May 20th, 2017 – Fort Russ News –
– Agencies – By Joaquin Flores –
Today’s presidential election saw a record number of voters turn out, including nearly 2 million new voters. This marked the 12th presidential election since the 1979 revolution, which overthrew the Shah.
Iran’s Interior Ministry said that around 56.5 million are eligible to vote, In order to accommodate voters, poll closing times have been pushed back to 10 pm.
One reason for the large turnout are the issues at hand. Iran has a number of issues, which can be reduced to domestic and foreign matters. In these two areas, there were divergent opinions among candidates, leading to a four-way race between reformists and principlists. As the names would lead one to believe, reformists, like the incumbent president Rouhani, may be called Khatamists – though some distinctions should be made.
Riding on a wave of internal pressure from the Green Movement, Rouhani represented more centrist views than reformist views. Some have assessed that the pressure from Khamenei for Aref to drop out of the 2009 race indicates a tactical move on the part of the Iranian leadership to gesture towards the reform concept, but through a trusted centrist rather than someone like Aref who represented the strong reform wing of the pro Khatami milieu.

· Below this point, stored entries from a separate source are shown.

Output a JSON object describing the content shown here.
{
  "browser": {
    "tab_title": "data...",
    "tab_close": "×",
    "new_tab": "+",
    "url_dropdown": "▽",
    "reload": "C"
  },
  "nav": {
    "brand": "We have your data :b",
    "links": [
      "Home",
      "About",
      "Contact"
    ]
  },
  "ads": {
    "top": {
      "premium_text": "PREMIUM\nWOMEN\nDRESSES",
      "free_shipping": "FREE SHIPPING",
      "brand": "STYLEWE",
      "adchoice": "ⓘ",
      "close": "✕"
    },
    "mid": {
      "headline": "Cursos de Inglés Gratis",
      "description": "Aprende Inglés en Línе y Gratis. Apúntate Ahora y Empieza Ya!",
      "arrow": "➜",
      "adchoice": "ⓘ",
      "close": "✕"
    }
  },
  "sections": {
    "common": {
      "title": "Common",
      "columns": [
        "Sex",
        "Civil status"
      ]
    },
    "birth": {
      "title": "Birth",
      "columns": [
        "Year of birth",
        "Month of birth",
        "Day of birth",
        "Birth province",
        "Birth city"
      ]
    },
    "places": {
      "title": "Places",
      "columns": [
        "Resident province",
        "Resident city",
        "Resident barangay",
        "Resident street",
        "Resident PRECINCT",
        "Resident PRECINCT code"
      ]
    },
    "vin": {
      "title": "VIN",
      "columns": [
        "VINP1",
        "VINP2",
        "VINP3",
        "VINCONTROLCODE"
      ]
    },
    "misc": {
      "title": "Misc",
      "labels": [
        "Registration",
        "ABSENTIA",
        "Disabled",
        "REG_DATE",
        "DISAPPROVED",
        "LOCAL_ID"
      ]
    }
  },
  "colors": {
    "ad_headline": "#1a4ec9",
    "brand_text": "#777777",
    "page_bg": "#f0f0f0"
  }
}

Issues important to voters overlapped, and included questions of employment, corruption, inflation, the allocation of national resources at regional levels, and the like.
The issue of sanctions, the war in Syria, and what Iran is or should be willing to do to further along the attempts at warming with the west, towards a lifting of sanctions, and in that context, Iran’s support for Hezbollah against Israel and for the Syrian people in that conflict, also weigh heavily on the minds of many voters.
Thus, the front runner against Rouhani, who is seeking another term, is Raisi. Raisi represents voters and that wing of the establishment who seek to stick to the primary guiding principles of the 1979 revolution, to assert Iran’s role in the region as a local hegemon, even if this could lead to diplomatic issues with the west, the latter of whom over the course of the last year or two has shown an apparent willingness to ease the sanctions program.
Working against Rouhani and for Raisi is that while the west said it would lift sanctions, practical moves have not materialized sufficiently. Working for Rouhani is that, however, such a commitment from the west was made. Raisi used this to show that a policy of leniency or compromise with the west did not pan out as hoped. On the other hand, inflation has stabilized under Rouhani, and the hard-line approach of Ahmadinejad was cited as an unnecessary source for the west’s line on Iran. Despite that, Iran’s leverage at the bargaining table comes not from the reform-leaning centrism of Rouhani, but from its robust and solid approach to the Syria question, one which no doubt Raisi cannot seriously criticize, but rather can show that it was this approach and not a reformist posture that made anti-sanctions bargaining possible.
We report on this subject of the candidates differences on sanctions and Syria in particular not because it these were the the most important matters for all voters, or even the majority of them, but because these are the most tangible subjects which our primarily western readers will be able to relate to and understand. However, as two related subjects alone, this represents a plurality of concern.
That Iran is indeed a democracy may come as a surprise to western audiences, at least as is reflected through the western mainstream media.
It is expected that between 23 and 30 million Iranians will have taken part in this major election once ballots are counted.